You'll be saying please and thank you is interfering with free speech next.

Lottiedonnegan · 09/11/2012 21:14

I teach my children to stand to wait for people to come through doors first etc. not because they are children because it is courteous for people to do it for each other. I am 36 and have children of a similar age to the ones mentioned by the op. I would of course move my children from seats if someone needed them e.g elderly or if one of them could sit on my knee to free up a seat, but the notion they they should let you sit down because they are children is ridiculous. Maybe 40 years ago but not now. I was very surprised when op said she was 38! Was expecting someone much older!

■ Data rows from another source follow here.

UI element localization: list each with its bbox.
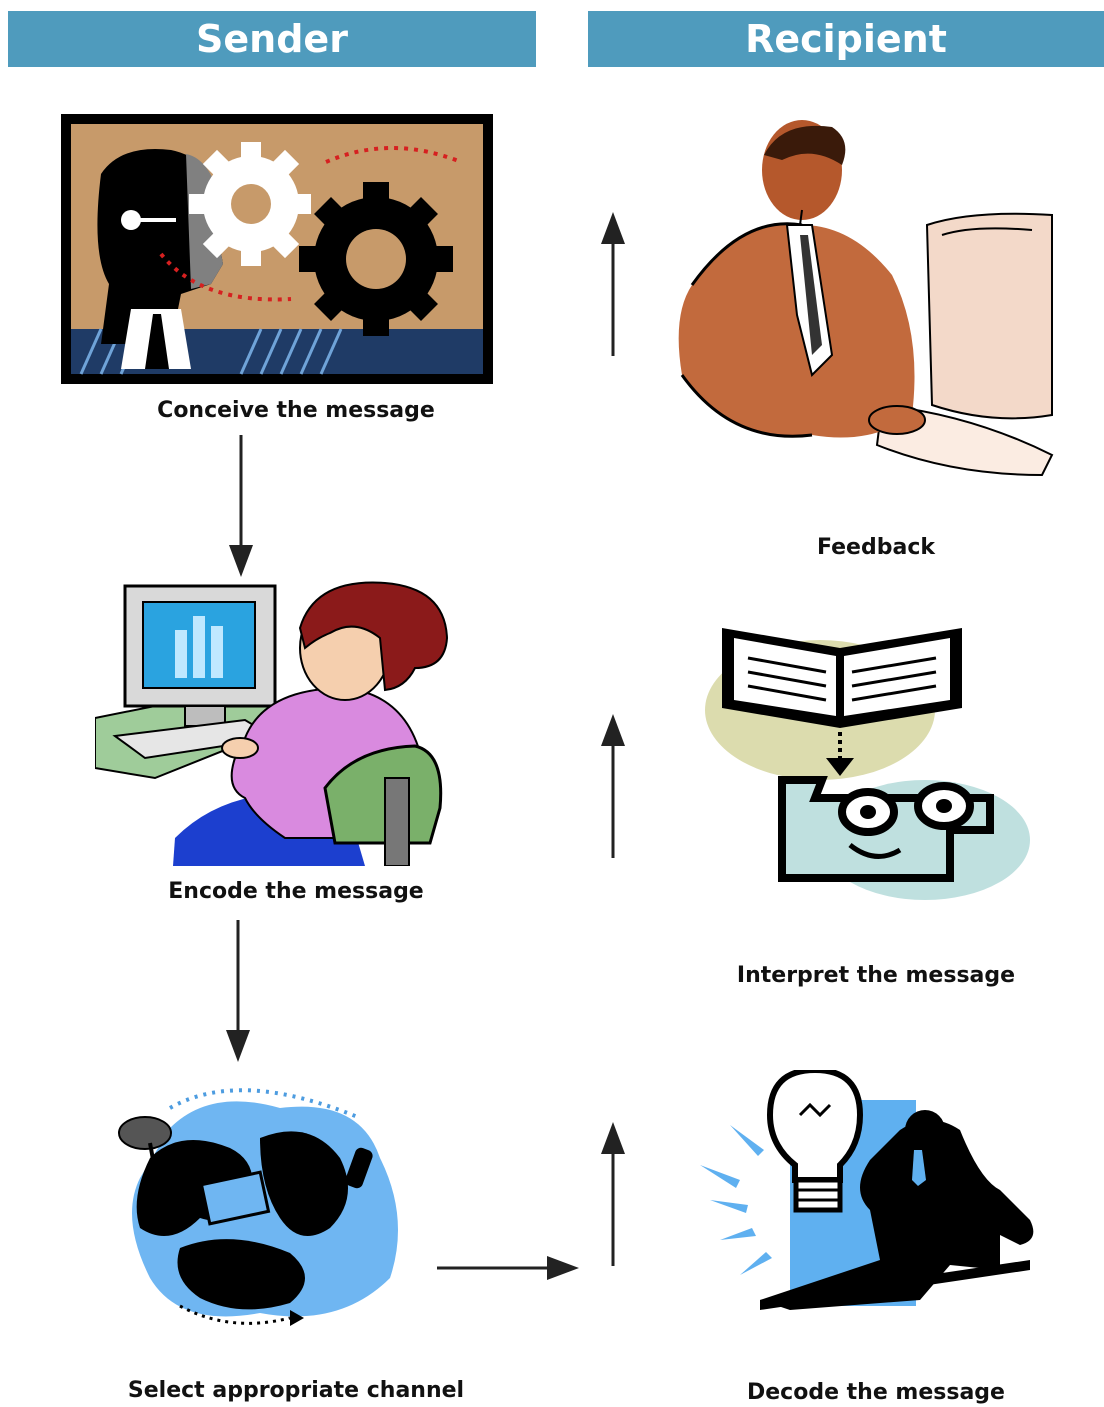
step-feedback-label: Feedback <box>817 535 935 560</box>
flow-arrow-down-1 <box>229 435 253 577</box>
step-encode-label: Encode the message <box>168 879 424 904</box>
step-decode-label: Decode the message <box>747 1380 1005 1405</box>
communication-channels-icon <box>118 1088 398 1326</box>
gears-head-icon <box>61 114 493 384</box>
flow-arrow-right <box>437 1256 579 1280</box>
flow-arrow-down-2 <box>226 920 250 1062</box>
man-at-computer-icon <box>678 120 1054 477</box>
flow-arrow-up-1 <box>601 1122 625 1266</box>
step-conceive-label: Conceive the message <box>157 398 435 423</box>
book-reading-icon <box>705 628 1030 900</box>
flow-arrow-up-3 <box>601 212 625 356</box>
sender-header: Sender <box>8 11 536 67</box>
step-channel-label: Select appropriate channel <box>127 1378 465 1403</box>
flow-arrow-up-2 <box>601 714 625 858</box>
woman-at-computer-icon <box>95 581 449 866</box>
lightbulb-idea-icon <box>700 1070 1034 1310</box>
step-interpret-label: Interpret the message <box>736 963 1016 988</box>
recipient-header: Recipient <box>588 11 1104 67</box>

InNeedOfBrandy · 09/11/2012 21:18

Do you disagree jimjams that a certain type of people felt slavery was fine and why did it need to change? Hmm Maybe you need to find a BNP forum?

saintlyjimjams · 09/11/2012 21:33

Slavery is completely ridiculous comparison. Of course making my children sit on my knee or stand so an adult can sit down is as oppressive as slavery and requires the same social change to outlaw. Yes I fully see the similarities Hmm

I'm not sure that the BNP (vile though they are) have ever had much to do with slavery Confused

Wallison · 09/11/2012 21:41

Brandy has been banging on about the OP being the equivalent of an organised lynch mob for at least a couple of days now.

InNeedOfBrandy · 09/11/2012 21:42

Ok I will talk you through my point.

Slavery was once accepted, now it is not. Some people did not want to change the way things were because after all it was fine for them why was it not fine for every body else. They liked having power over others and having them sit at the back of the bus/not be able to rent a house/get a job. If we had all felt the same way (that it was fine for me then so why not now) who knows where we would be today....

In England children are still not given the same human rights as adults, it's illegal to hit an adult but it's not illegal to hit a child. Little things like making children give up their seats for no other reason then they should show respect boils down to seeing children as second class citizens.

Wallison · 09/11/2012 21:45

Comparing slavery to standing up in a shop for a few minutes is ludicrous.

InNeedOfBrandy · 09/11/2012 21:47

The OP wanted them to stand to show deference and respect (in her own words). That is ludicrous.

InNeedOfBrandy · 09/11/2012 21:47

Like Black people had to show deference and respect to white people just because.